19/04/2021
A morte ainda é encarada como um tabu. No entanto, quando se tem patrimônio, seja grande ou pequeno, o planejamento sucessório deve ocorrer, até mesmo como forma de amor aos herdeiros. Questões relativas aos cuidados pessoais dos filhos, nomeação de curador especial, de tutor, entre outras, também podem ser tratadas.
Serve para evitar que, com o falecimento, os herdeiros tenham que arcar com os altos custos do inventário, permite que se deixe organizada a vida de quem se ama, previne litígios entre os herdeiros, enfim, traz uma série de vantagens.
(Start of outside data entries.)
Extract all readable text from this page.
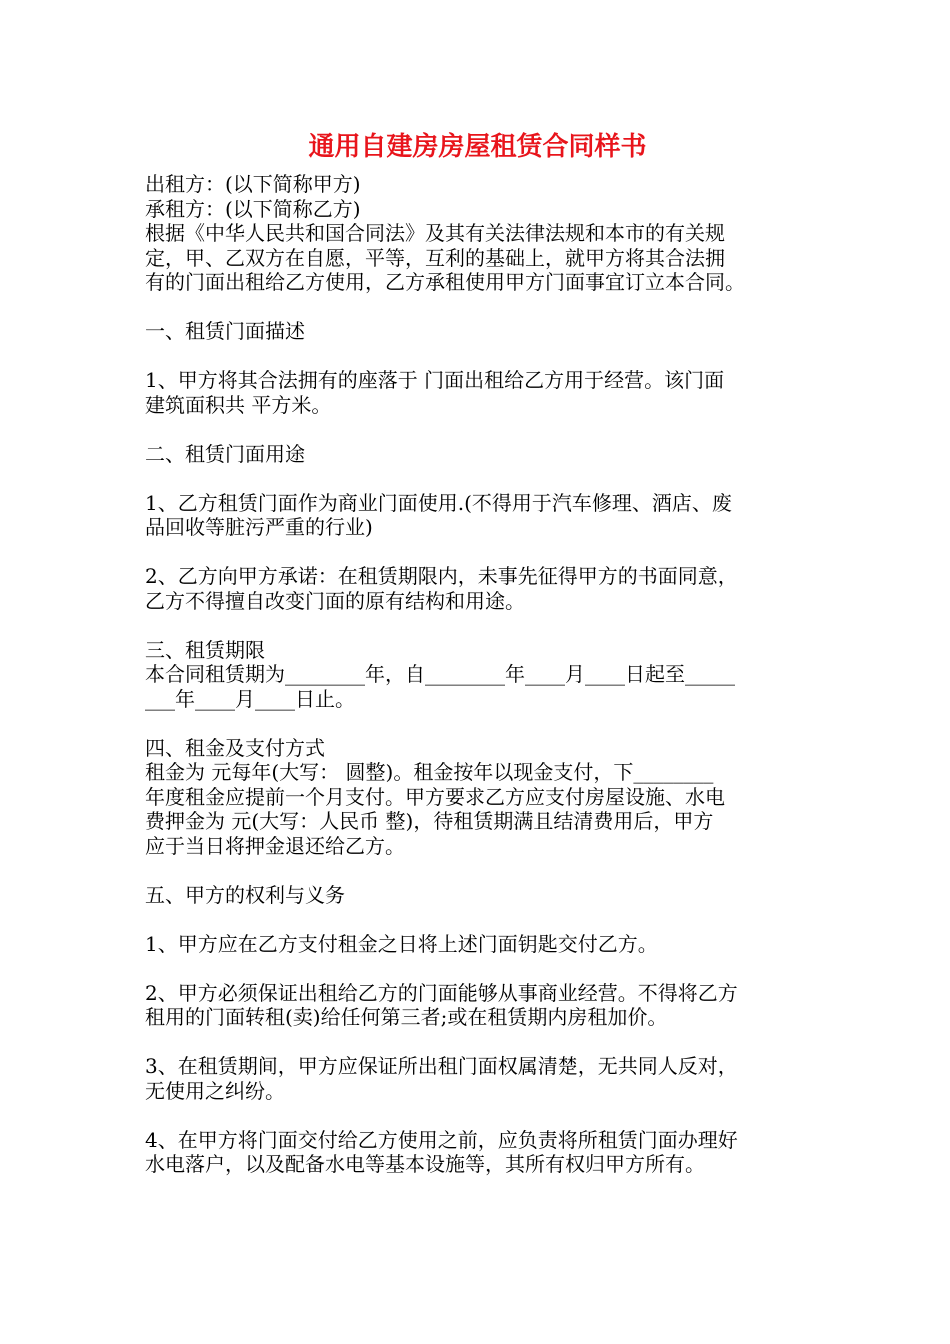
通用自建房房屋租赁合同样书
出租方：(以下简称甲方)
承租方：(以下简称乙方)
根据《中华人民共和国合同法》及其有关法律法规和本市的有关规
定，甲、乙双方在自愿，平等，互利的基础上，就甲方将其合法拥
有的门面出租给乙方使用，乙方承租使用甲方门面事宜订立本合同。
一、租赁门面描述
1、甲方将其合法拥有的座落于 门面出租给乙方用于经营。该门面
建筑面积共 平方米。
二、租赁门面用途
1、乙方租赁门面作为商业门面使用.(不得用于汽车修理、酒店、废
品回收等脏污严重的行业)
2、乙方向甲方承诺：在租赁期限内，未事先征得甲方的书面同意，
乙方不得擅自改变门面的原有结构和用途。
三、租赁期限
本合同租赁期为________年，自________年____月____日起至_____
___年____月____日止。
四、租金及支付方式
租金为 元每年(大写： 圆整)。租金按年以现金支付，下________
年度租金应提前一个月支付。甲方要求乙方应支付房屋设施、水电
费押金为 元(大写：人民币 整)，待租赁期满且结清费用后，甲方
应于当日将押金退还给乙方。
五、甲方的权利与义务
1、甲方应在乙方支付租金之日将上述门面钥匙交付乙方。
2、甲方必须保证出租给乙方的门面能够从事商业经营。不得将乙方
租用的门面转租(卖)给任何第三者;或在租赁期内房租加价。
3、在租赁期间，甲方应保证所出租门面权属清楚，无共同人反对，
无使用之纠纷。
4、在甲方将门面交付给乙方使用之前，应负责将所租赁门面办理好
水电落户，以及配备水电等基本设施等，其所有权归甲方所有。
E, no caso de pais de pessoas com deficiência, ainda existem as preocupações acerca de como os filhos viverão, como ficarão os seus cuidados e manutenção, como as responsabilidades serão administradas, quando os genitores venham a falecer.
A inquietação dos pais aumenta quando constatam que o filho não reúne condições para ingressar no mercado de trabalho, ou nos casos em que não tem autonomia e independência ou, ainda, por ser pessoa inocente e suscetível de ser enganada ou trapaceada, podendo perder toda a herança recebida.
Essas situações podem e devem ser pensadas e planejadas, ainda em vida, como forma de proteger as pessoas com Paralisia Cerebral, Síndrome de Down, Síndromes Neurológicas, as que estão no Transtorno do Espectro Autista, entre outras.
O planejamento patrimonial pode consistir em doação, testamento, constituição de empresa (holding familiar), previdência privada, seguro de vida, entre outras modalidades, a depender do desejo e necessidade de cada família.
Cláusulas protetivas podem ser adicionadas, tanto para os pais (usufruto, cláusula de reversão), como para os herdeiros (inalienabilidade, incomunicabilidade, impenhorabilidade), a fim de que a pessoa com deficiência tenha o seu patrimônio resguardado, de forma vitalícia.
Pode-se assegurar que o filho com deficiência tenha garantida a moradia, assim como, estabelecida verba para o seu sustento, saúde, vestuário, habitação e educação, de forma vitalícia ou temporária.
No testamento, é possível, por exemplo, incluir assuntos de caráter não patrimonial, como a nomeação de curador ou tutor de confiança dos pais para administrar os bens e cuidar das necessidades de seus filhos incapazes após sua morte, indicação de beneficiário de seguro de vida, o reconhecimento de filiação, inclusive, socioafetiva, entre outros.
É preciso nos conscientizarmos de que a morte é inevitável e é possível prever, antecipadamente, em vida, a segurança financeira da família para, sobretudo, deixar amparados os herdeiros com deficiência. O que se vê, na prática, é que, após o planejamento, os pais se sentem aliviados por deixar deliberado o destino do filho, de acordo com suas vontades.